At the age of twenty-five, the thin and temperamental Henry took himself off to Cape St Vincent in the Algarve. It was the south-westerly tip of Europe, a headland thrusting into the Atlantic like the prow of a ship. Legends which later grew up around Henry were closely linked to Cape St Vincent and Sagres, a village sheltered from the ocean gales by its cliffs. It was said that he built a castle at Sagres, and gathered round himself a cabal of wise men such as map-makers, astronomers and mariners. That picture owes a lot to imagination.
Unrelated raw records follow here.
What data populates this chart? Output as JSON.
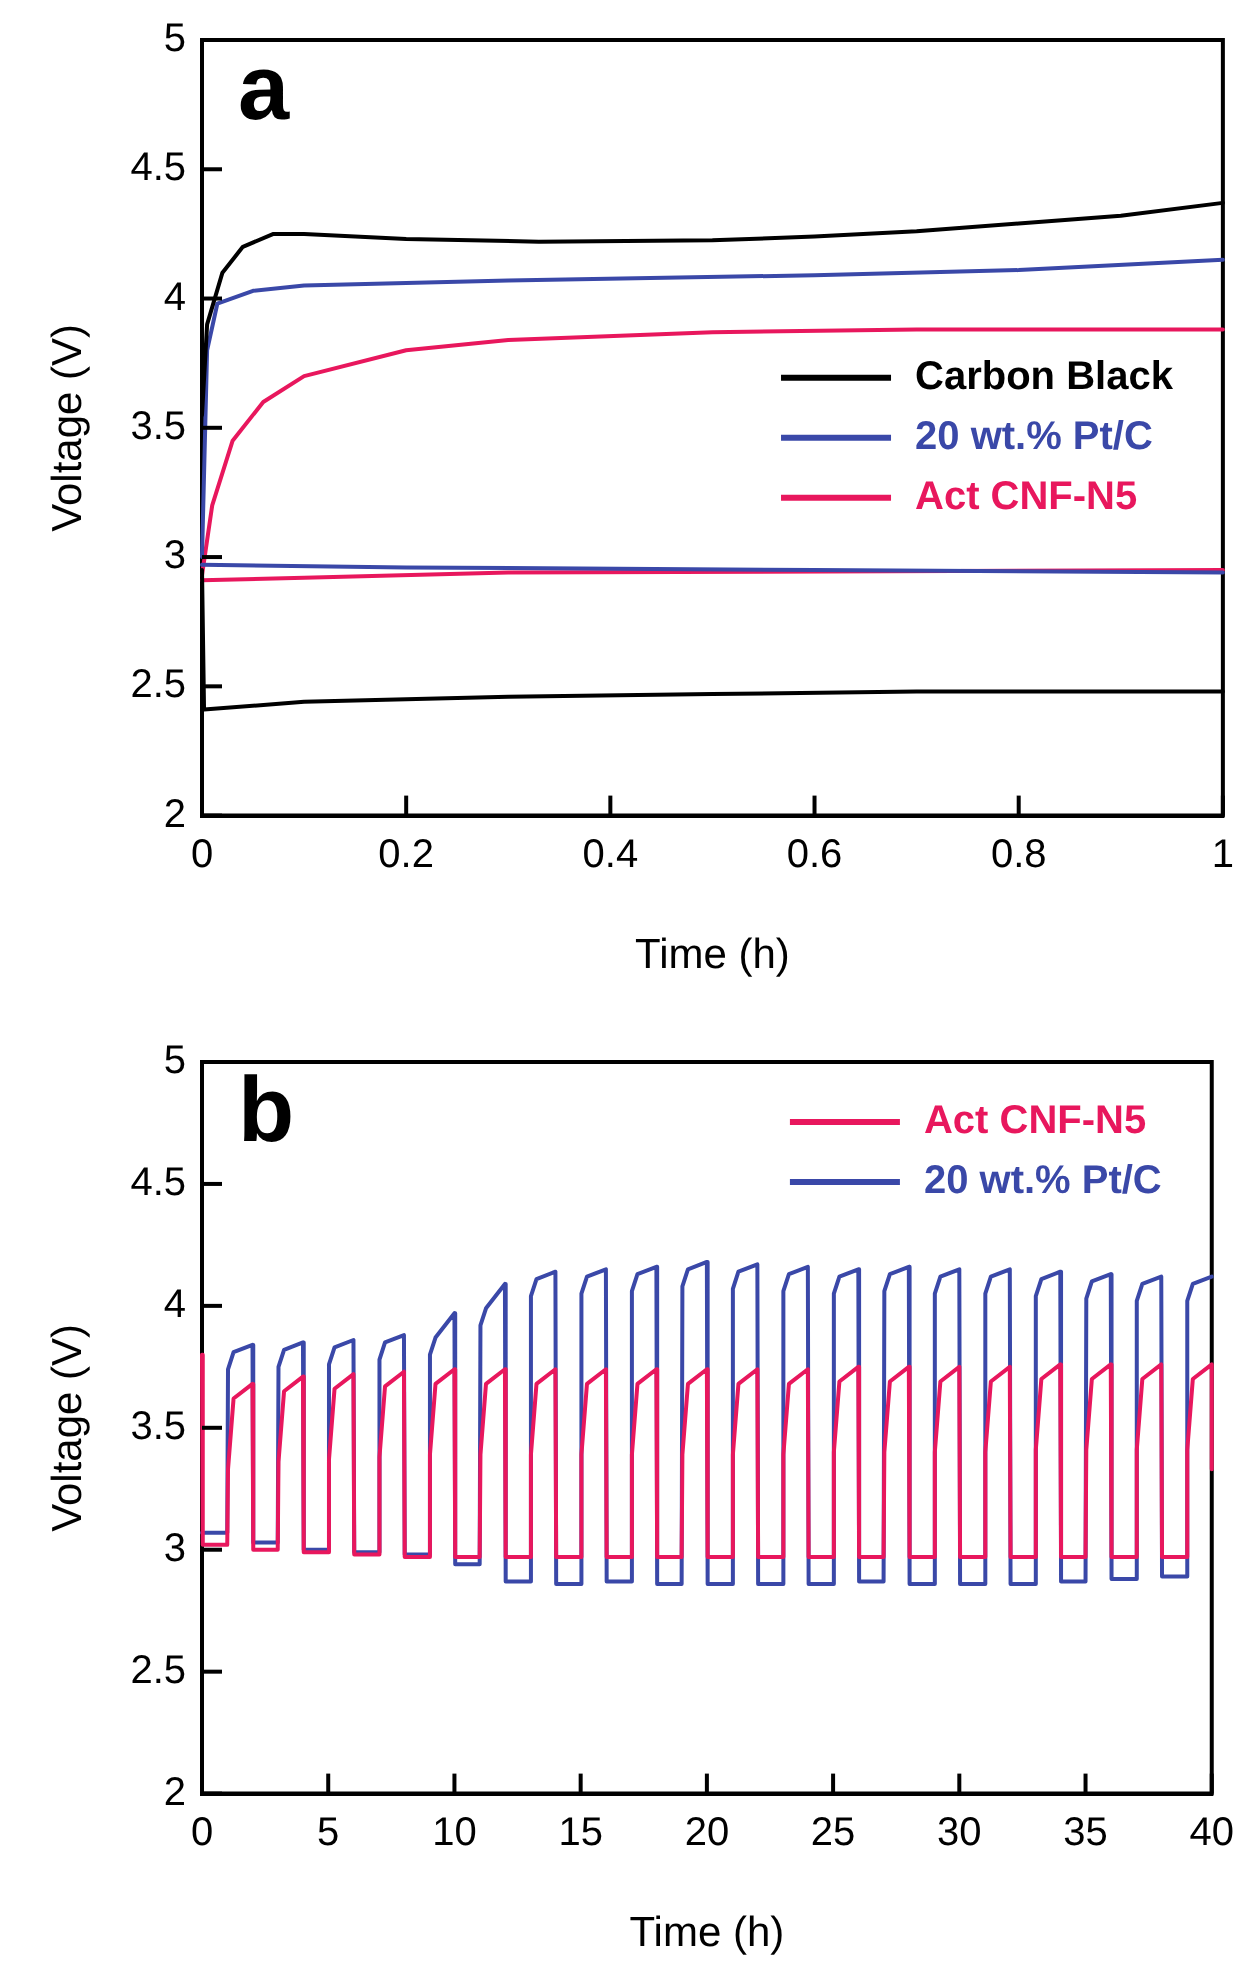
{
  "chart_data": [
    {
      "type": "line",
      "xlabel": "Time (h)",
      "ylabel": "Voltage (V)",
      "annotations": [
        "a"
      ],
      "xlim": [
        0,
        1
      ],
      "xticks": [
        0,
        0.2,
        0.4,
        0.6,
        0.8,
        1
      ],
      "ylim": [
        2,
        5
      ],
      "yticks": [
        2,
        2.5,
        3,
        3.5,
        4,
        4.5,
        5
      ],
      "grid": false,
      "legend": "center right",
      "marker": "none",
      "line_style": "solid",
      "series": [
        {
          "name": "Carbon Black",
          "color": "#000000",
          "x": [
            0,
            0.005,
            0.02,
            0.04,
            0.07,
            0.1,
            0.2,
            0.33,
            0.5,
            0.6,
            0.7,
            0.8,
            0.9,
            1,
            null,
            0,
            0.002,
            0.1,
            0.3,
            0.5,
            0.7,
            1
          ],
          "values": [
            3.55,
            3.9,
            4.1,
            4.2,
            4.25,
            4.25,
            4.23,
            4.22,
            4.225,
            4.24,
            4.26,
            4.29,
            4.32,
            4.37,
            null,
            2.95,
            2.41,
            2.44,
            2.46,
            2.47,
            2.48,
            2.48
          ]
        },
        {
          "name": "20 wt.% Pt/C",
          "color": "#3a48a8",
          "x": [
            0,
            0.005,
            0.015,
            0.05,
            0.1,
            0.3,
            0.6,
            0.8,
            1,
            null,
            0,
            0.2,
            0.6,
            1
          ],
          "values": [
            3.0,
            3.8,
            3.98,
            4.03,
            4.05,
            4.07,
            4.09,
            4.11,
            4.15,
            null,
            2.97,
            2.96,
            2.95,
            2.94
          ]
        },
        {
          "name": "Act CNF-N5",
          "color": "#e8175d",
          "x": [
            0,
            0.01,
            0.03,
            0.06,
            0.1,
            0.2,
            0.3,
            0.5,
            0.7,
            1,
            null,
            0,
            0.1,
            0.3,
            1
          ],
          "values": [
            2.93,
            3.2,
            3.45,
            3.6,
            3.7,
            3.8,
            3.84,
            3.87,
            3.88,
            3.88,
            null,
            2.91,
            2.92,
            2.94,
            2.95
          ]
        }
      ]
    },
    {
      "type": "line",
      "xlabel": "Time (h)",
      "ylabel": "Voltage (V)",
      "annotations": [
        "b"
      ],
      "xlim": [
        0,
        40
      ],
      "xticks": [
        0,
        5,
        10,
        15,
        20,
        25,
        30,
        35,
        40
      ],
      "ylim": [
        2,
        5
      ],
      "yticks": [
        2,
        2.5,
        3,
        3.5,
        4,
        4.5,
        5
      ],
      "grid": false,
      "legend": "top right",
      "marker": "none",
      "line_style": "solid",
      "x": [
        0,
        0.03,
        1,
        1.03,
        1.25,
        2,
        2.03,
        3,
        3.03,
        3.25,
        4,
        4.03,
        5,
        5.03,
        5.25,
        6,
        6.03,
        7,
        7.03,
        7.25,
        8,
        8.03,
        9,
        9.03,
        9.25,
        10,
        10.03,
        11,
        11.03,
        11.25,
        12,
        12.03,
        13,
        13.03,
        13.25,
        14,
        14.03,
        15,
        15.03,
        15.25,
        16,
        16.03,
        17,
        17.03,
        17.25,
        18,
        18.03,
        19,
        19.03,
        19.25,
        20,
        20.03,
        21,
        21.03,
        21.25,
        22,
        22.03,
        23,
        23.03,
        23.25,
        24,
        24.03,
        25,
        25.03,
        25.25,
        26,
        26.03,
        27,
        27.03,
        27.25,
        28,
        28.03,
        29,
        29.03,
        29.25,
        30,
        30.03,
        31,
        31.03,
        31.25,
        32,
        32.03,
        33,
        33.03,
        33.25,
        34,
        34.03,
        35,
        35.03,
        35.25,
        36,
        36.03,
        37,
        37.03,
        37.25,
        38,
        38.03,
        39,
        39.03,
        39.25,
        40,
        40
      ],
      "series": [
        {
          "name": "Act CNF-N5",
          "color": "#e8175d",
          "values": [
            3.8,
            3.02,
            3.02,
            3.33,
            3.62,
            3.68,
            3.0,
            3.0,
            3.36,
            3.65,
            3.71,
            2.99,
            2.99,
            3.37,
            3.66,
            3.72,
            2.98,
            2.98,
            3.38,
            3.67,
            3.73,
            2.97,
            2.97,
            3.39,
            3.68,
            3.74,
            2.97,
            2.97,
            3.39,
            3.68,
            3.74,
            2.97,
            2.97,
            3.39,
            3.68,
            3.74,
            2.97,
            2.97,
            3.39,
            3.68,
            3.74,
            2.97,
            2.97,
            3.39,
            3.68,
            3.74,
            2.97,
            2.97,
            3.39,
            3.68,
            3.74,
            2.97,
            2.97,
            3.39,
            3.68,
            3.74,
            2.97,
            2.97,
            3.39,
            3.68,
            3.74,
            2.97,
            2.97,
            3.4,
            3.69,
            3.75,
            2.97,
            2.97,
            3.4,
            3.69,
            3.75,
            2.97,
            2.97,
            3.4,
            3.69,
            3.75,
            2.97,
            2.97,
            3.4,
            3.69,
            3.75,
            2.97,
            2.97,
            3.41,
            3.7,
            3.76,
            2.97,
            2.97,
            3.41,
            3.7,
            3.76,
            2.97,
            2.97,
            3.41,
            3.7,
            3.76,
            2.97,
            2.97,
            3.41,
            3.7,
            3.76,
            3.33
          ]
        },
        {
          "name": "20 wt.% Pt/C",
          "color": "#3a48a8",
          "values": [
            3.07,
            3.07,
            3.07,
            3.74,
            3.81,
            3.84,
            3.03,
            3.03,
            3.75,
            3.82,
            3.85,
            3.0,
            3.0,
            3.76,
            3.83,
            3.86,
            2.99,
            2.99,
            3.78,
            3.85,
            3.88,
            2.98,
            2.98,
            3.8,
            3.87,
            3.97,
            2.94,
            2.94,
            3.92,
            3.99,
            4.09,
            2.87,
            2.87,
            4.04,
            4.11,
            4.14,
            2.86,
            2.86,
            4.05,
            4.12,
            4.15,
            2.87,
            2.87,
            4.06,
            4.13,
            4.16,
            2.86,
            2.86,
            4.08,
            4.15,
            4.18,
            2.86,
            2.86,
            4.07,
            4.14,
            4.17,
            2.86,
            2.86,
            4.06,
            4.13,
            4.16,
            2.86,
            2.86,
            4.05,
            4.12,
            4.15,
            2.87,
            2.87,
            4.06,
            4.13,
            4.16,
            2.86,
            2.86,
            4.05,
            4.12,
            4.15,
            2.86,
            2.86,
            4.05,
            4.12,
            4.15,
            2.86,
            2.86,
            4.04,
            4.11,
            4.14,
            2.87,
            2.87,
            4.03,
            4.1,
            4.13,
            2.88,
            2.88,
            4.02,
            4.09,
            4.12,
            2.89,
            2.89,
            4.02,
            4.09,
            4.12,
            null
          ]
        }
      ]
    }
  ]
}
Henry did build a fortified camp at Sagres, as accommodation for sailors waiting behind the cape for calm weather, but most of his time in the south was spent at Lagos, a port fifteen miles further east. (As for the prince’s romantic title, ‘Henry the Navigator’, that was bestowed upon him by a German historian in the nineteenth century; he was not a practical navigator and never captained a ship in his life.)